A gettare benzina sul fuoco, realizzando la classica excusatio non petita, sono poche settimane fa alcuni giornalisti del casertano. Ventiquattr'ore di fuoco, quel 19 maggio. Dopo la cattura in Spagna del boss Raffaele Amato, a Secondigliano un blitz porta in manette quasi cento persone ritenute affiliate agli Scissionisti. In nottata arriva l'arresto a San Cipriano d'Aversa del boss Franco Letizia, uno fra i cento latitanti più ricercati d'Italia. E siamo proprio negli stessi giorni in cui, fra gossip e cronaca, i giornali, le tv e il web sono letteralmente invasi da quel nome: Letizia. Alle 12 e 18 in punto nelle redazioni arriva un lancio Ansa. E' firmato dalla giovane corrispondente casertana Rosanna Pugliese: nessuna parentela - si legge - tra l'arrestato Franco Letizia ed il papà di Noemi, lo affermano gli inquirenti che operano nel casertano. Che bisogno c'era di quella perentoria smentita, a fronte di una notizia mai data? E soprattutto, perché rifarsi ad un termine generico come gli inquirenti, senza precisare se si tratta della squadra mobile, della Procura (di Napoli o di Caserta?) oppure di altre forze dell'ordine? Un sito locale, Caserta Sette, non perde l'occasione per rilanciare la non-notizia. E con tono stizzito se la prende con chiunque osi pensare che esista quella parentela.

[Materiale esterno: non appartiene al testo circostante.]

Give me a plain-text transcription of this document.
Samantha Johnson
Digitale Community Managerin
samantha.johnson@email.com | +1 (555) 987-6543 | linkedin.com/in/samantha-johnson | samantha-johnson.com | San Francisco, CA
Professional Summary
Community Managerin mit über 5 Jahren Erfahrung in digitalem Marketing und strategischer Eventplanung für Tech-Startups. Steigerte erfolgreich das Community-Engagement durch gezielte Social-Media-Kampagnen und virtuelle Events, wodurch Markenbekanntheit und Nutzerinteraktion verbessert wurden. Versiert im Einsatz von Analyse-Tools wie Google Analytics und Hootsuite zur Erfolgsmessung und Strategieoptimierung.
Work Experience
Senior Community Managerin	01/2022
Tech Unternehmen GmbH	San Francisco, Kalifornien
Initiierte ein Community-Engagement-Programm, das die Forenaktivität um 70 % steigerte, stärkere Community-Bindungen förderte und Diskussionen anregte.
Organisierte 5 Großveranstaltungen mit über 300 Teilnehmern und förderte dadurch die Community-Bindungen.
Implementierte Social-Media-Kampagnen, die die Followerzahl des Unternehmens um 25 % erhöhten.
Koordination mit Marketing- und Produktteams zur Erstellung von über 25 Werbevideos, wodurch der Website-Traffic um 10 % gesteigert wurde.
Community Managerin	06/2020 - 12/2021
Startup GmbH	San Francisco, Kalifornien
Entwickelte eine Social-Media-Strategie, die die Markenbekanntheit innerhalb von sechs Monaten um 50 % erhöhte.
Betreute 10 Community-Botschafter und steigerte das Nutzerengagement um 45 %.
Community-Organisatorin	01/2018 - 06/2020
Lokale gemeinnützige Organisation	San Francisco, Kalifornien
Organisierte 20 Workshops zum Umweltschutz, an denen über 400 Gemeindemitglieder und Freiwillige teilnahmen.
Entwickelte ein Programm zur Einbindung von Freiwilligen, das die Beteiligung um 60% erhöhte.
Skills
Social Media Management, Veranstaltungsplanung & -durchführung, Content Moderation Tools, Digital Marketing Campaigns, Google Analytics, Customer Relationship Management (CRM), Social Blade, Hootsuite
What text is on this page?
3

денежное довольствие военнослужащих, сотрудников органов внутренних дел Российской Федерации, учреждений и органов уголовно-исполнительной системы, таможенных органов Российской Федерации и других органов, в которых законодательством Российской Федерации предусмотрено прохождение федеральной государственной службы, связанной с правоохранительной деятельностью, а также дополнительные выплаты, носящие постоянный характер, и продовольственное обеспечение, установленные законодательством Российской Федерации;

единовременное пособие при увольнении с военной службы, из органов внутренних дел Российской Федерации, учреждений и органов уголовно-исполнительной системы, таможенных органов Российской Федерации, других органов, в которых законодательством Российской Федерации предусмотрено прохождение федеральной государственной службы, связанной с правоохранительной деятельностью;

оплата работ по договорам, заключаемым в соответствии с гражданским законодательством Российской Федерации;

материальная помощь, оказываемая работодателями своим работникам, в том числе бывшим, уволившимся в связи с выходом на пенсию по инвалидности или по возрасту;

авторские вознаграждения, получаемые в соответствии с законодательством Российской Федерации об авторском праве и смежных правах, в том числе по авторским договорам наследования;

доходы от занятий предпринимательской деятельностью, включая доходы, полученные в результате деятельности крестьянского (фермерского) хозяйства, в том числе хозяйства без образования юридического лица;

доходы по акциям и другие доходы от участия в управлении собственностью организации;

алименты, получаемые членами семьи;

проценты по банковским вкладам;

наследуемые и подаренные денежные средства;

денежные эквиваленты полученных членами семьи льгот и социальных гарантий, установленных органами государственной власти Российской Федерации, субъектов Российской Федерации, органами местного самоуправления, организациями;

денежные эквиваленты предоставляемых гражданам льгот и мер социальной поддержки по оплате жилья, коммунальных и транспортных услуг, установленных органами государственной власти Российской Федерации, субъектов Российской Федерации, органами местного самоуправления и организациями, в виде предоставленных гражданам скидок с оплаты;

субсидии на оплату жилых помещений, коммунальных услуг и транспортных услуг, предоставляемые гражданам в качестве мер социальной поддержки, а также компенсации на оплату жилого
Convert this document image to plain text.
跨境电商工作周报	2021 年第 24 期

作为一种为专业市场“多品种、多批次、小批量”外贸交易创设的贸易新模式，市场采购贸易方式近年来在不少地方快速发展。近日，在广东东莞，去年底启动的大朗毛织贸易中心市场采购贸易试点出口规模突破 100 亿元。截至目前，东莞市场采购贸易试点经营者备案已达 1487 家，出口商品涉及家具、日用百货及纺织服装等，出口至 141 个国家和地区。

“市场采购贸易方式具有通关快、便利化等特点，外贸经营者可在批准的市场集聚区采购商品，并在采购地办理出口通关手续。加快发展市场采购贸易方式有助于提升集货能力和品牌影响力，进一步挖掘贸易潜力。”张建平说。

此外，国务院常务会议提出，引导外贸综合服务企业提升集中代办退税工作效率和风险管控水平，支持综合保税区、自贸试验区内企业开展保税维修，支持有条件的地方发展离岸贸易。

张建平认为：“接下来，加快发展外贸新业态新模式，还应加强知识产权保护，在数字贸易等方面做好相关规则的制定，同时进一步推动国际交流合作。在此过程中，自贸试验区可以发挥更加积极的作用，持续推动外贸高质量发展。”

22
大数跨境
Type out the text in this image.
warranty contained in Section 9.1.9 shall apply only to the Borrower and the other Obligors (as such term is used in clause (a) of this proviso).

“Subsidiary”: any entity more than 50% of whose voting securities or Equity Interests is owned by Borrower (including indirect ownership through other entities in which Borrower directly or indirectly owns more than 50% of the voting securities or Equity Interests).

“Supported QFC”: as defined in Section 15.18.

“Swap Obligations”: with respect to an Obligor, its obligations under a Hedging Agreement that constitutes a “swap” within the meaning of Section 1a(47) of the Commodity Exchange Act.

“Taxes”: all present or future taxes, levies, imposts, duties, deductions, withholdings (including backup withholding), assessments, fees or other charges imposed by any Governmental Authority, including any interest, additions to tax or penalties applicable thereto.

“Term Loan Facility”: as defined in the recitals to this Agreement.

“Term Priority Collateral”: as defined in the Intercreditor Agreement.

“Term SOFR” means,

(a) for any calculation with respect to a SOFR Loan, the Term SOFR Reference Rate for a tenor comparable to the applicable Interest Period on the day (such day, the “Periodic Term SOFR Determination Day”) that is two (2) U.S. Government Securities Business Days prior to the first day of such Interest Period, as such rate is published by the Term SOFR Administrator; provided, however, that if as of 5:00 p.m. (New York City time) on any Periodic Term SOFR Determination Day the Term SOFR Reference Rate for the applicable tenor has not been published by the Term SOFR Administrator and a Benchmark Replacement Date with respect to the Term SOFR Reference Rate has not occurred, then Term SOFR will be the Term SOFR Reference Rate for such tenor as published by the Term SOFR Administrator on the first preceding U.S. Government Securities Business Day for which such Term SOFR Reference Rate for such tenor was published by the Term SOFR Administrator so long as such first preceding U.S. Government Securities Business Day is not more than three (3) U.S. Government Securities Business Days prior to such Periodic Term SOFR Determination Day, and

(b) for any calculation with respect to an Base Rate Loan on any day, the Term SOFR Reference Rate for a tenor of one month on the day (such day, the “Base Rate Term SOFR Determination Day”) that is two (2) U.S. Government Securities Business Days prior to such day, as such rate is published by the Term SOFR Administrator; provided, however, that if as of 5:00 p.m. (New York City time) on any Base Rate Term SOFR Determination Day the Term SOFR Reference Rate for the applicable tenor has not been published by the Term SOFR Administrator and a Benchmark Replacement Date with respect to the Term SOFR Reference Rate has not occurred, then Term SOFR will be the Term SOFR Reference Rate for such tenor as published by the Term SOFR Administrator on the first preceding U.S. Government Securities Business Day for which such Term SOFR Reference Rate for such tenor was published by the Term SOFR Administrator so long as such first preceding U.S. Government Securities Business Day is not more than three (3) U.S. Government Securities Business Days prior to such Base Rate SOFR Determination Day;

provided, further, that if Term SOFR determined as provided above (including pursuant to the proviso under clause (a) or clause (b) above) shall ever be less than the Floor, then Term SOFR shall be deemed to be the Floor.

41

Mentre scriviamo, alla Voce risulta invece che sono in corso indagini top secret alla Procura di Napoli proprio per accertare il possibile collegamento fra i Letizia di Secondigliano (Benedetto detto Elio, ma anche altri suoi stretti congiunti) e il clan Letizia affiliato ai Casalesi. Un legame che, se fosse accertato, nella vicenda Papi, spiegherebbe tutto. O quasi. Qualcuno, in Campania ed oltre, sa bene da tempo cosa significa pronunciare alcuni grossi nomi. E perché, se telefona uno con quel nome, se si spinge fino a chiedere a un leader politico di mostrarsi alla nazione intera, intervenendo ad una festa di paese, lui potrebbe essere costretto ad acconsentire. Ma in ossequio alla ragion di stato sarebbe obbligato a far credere - perfino alla moglie e ai figli - che si tratti d'una storia di corna e minorenni, piuttosto che rivelare al Paese e al mondo la verità.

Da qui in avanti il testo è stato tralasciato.